A Buddy for Betelgeuse: Binarity as the Origin of the Long Secondary Period in $\alpha$ Orionis

TL;DR

This paper proposes that Betelgeuse's long secondary period is caused by a low-mass companion, predicting its existence and characterizing its properties to explain observed lightcurve and radial velocity variations.

Contribution

It introduces a binary companion hypothesis for Betelgeuse's LSP, providing detailed predictions of its mass, orbit, and observational signatures, challenging previous explanations.

Findings

Predicted a low-mass companion, Betelgeuse B, with specific orbital parameters.

Demonstrated consistency of the binary model with existing observational data.

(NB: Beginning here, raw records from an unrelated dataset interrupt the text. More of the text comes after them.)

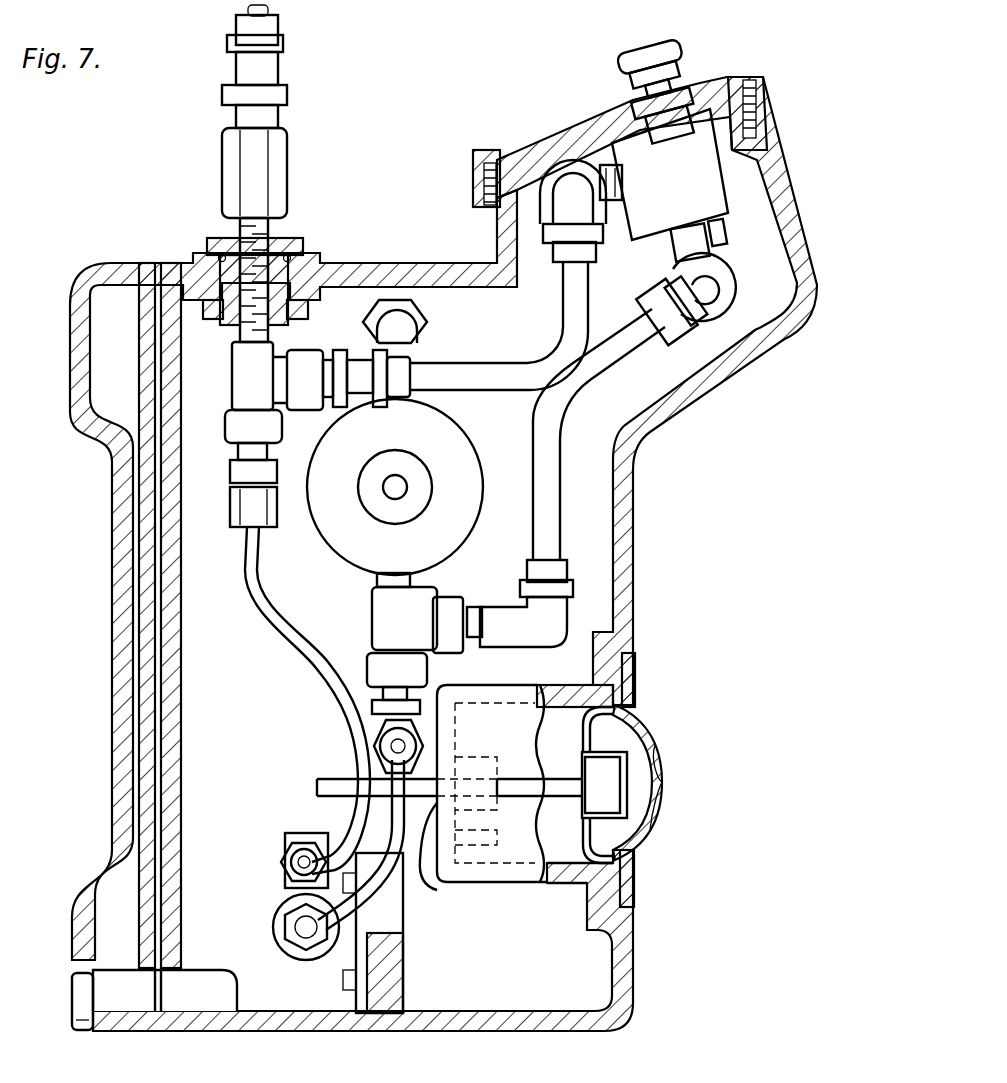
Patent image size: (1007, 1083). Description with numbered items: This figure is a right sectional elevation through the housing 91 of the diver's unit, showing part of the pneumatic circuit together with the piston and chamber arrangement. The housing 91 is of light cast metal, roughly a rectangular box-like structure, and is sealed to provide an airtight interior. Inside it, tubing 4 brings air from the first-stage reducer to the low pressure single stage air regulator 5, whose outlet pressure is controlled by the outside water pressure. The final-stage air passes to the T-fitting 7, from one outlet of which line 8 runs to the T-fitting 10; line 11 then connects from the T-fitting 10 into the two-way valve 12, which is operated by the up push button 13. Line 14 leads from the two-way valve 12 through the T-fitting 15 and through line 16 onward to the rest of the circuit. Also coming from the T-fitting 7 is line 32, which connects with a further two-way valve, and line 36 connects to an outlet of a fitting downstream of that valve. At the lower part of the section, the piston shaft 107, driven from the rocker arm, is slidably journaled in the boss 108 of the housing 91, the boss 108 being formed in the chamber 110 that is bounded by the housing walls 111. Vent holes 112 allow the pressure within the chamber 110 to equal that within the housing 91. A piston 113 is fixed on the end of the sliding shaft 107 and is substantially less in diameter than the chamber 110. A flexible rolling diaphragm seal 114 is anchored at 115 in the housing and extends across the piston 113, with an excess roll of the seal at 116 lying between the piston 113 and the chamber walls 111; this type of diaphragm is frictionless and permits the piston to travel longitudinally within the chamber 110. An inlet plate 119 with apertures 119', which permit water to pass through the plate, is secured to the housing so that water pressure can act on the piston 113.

The tubing 4 is at (410, 310).
The low pressure single stage air regulator 5 is at (467, 510).
The T-fitting 7 is at (403, 610).
The line 8 is at (547, 437).
The T-fitting 10 is at (723, 293).
The line 11 is at (703, 253).
The two-way valve 12 is at (688, 205).
The up push button 13 is at (645, 52).
The line 14 is at (565, 345).
The T-fitting 15 is at (248, 363).
The line 16 is at (263, 97).
The line 32 is at (393, 703).
The line 36 is at (277, 603).
The housing 91 is at (622, 520).
The piston shaft 107 is at (317, 788).
The boss 108 is at (428, 873).
The chamber 110 is at (533, 840).
The housing walls 111 is at (548, 872).
The vent holes 112 is at (495, 783).
The piston 113 is at (597, 767).
The flexible rolling diaphragm seal 114 is at (627, 910).
The seal anchor 115 is at (643, 667).
The excess roll of seal 116 is at (632, 703).
The inlet plate 119 is at (673, 802).
The apertures 119' is at (703, 787).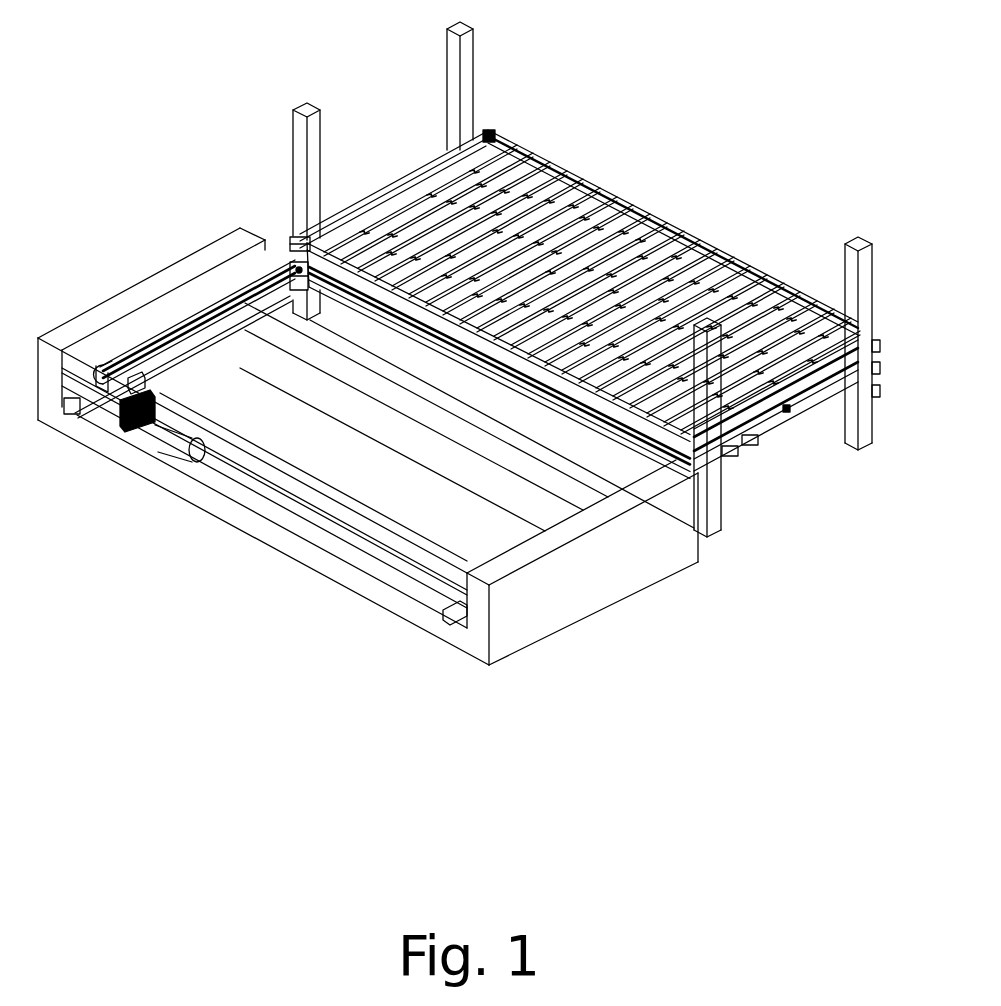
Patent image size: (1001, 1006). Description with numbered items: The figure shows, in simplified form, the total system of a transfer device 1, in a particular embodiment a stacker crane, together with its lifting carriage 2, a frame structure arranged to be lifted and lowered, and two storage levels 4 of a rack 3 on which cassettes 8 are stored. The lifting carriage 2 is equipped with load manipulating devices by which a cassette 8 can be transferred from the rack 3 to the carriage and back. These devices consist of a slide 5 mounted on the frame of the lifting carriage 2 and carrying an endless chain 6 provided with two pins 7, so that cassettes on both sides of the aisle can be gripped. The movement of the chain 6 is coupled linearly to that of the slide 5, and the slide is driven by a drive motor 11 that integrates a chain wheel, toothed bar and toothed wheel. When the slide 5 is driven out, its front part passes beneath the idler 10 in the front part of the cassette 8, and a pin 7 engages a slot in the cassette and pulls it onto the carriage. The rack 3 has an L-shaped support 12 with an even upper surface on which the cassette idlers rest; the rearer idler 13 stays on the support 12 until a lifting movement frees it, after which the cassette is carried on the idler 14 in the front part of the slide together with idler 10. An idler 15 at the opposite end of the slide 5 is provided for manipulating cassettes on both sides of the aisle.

The transfer device 1 is at (138, 150).
The lifting carriage 2 is at (585, 570).
The rack 3 is at (465, 68).
The storage levels 4 is at (785, 410).
The slide 5 is at (202, 336).
The endless chain 6 is at (108, 352).
The pins 7 is at (100, 373).
The cassette 8 is at (350, 273).
The idler 10 is at (318, 232).
The drive motor 11 is at (140, 447).
The support 12 is at (727, 442).
The rearer idler 13 is at (485, 140).
The idler 14 is at (292, 268).
The idler 15 is at (100, 417).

Identified observational tests to confirm the companion's existence.

Abstract

We predict the existence of $\alpha$ Ori B, a low-mass companion orbiting Betelgeuse. This is motivated by the presence of a 2170-day Long Secondary Period (LSP) in Betelgeuse's lightcurve, a periodicity $\approx5$ times longer than the star's 416 day fundamental radial pulsation mode. While binarity is currently the leading hypothesis for LSPs in general, the LSP and the radial velocity variation observed in Betelgeuse, taken together, necessitate a revision of the prevailing physical picture. The lightcurve-RV phase difference requires a companion to be behind Betelgeuse at the LSP luminosity minimum, 180 degrees out of phase with the system orientation associated with occultation. We demonstrate the consistency of this model with available observational constraints and identify tensions in all other proposed LSP hypotheses. Within this framework, we calculate a mass for $\alpha$ Ori B of $M\sin i =1.17\pm0.7\,M_\odot$ and an orbital separation of $1850\pm70\,R_\odot$, or $2.43^{+0.21}_{-0.32}$ times the radius of Betelgeuse. We then describe the features of the companion as constrained by the fundamental parameters of Betelgeuse and its orbital system, and discuss what would be required to confirm the companion's existence observationally.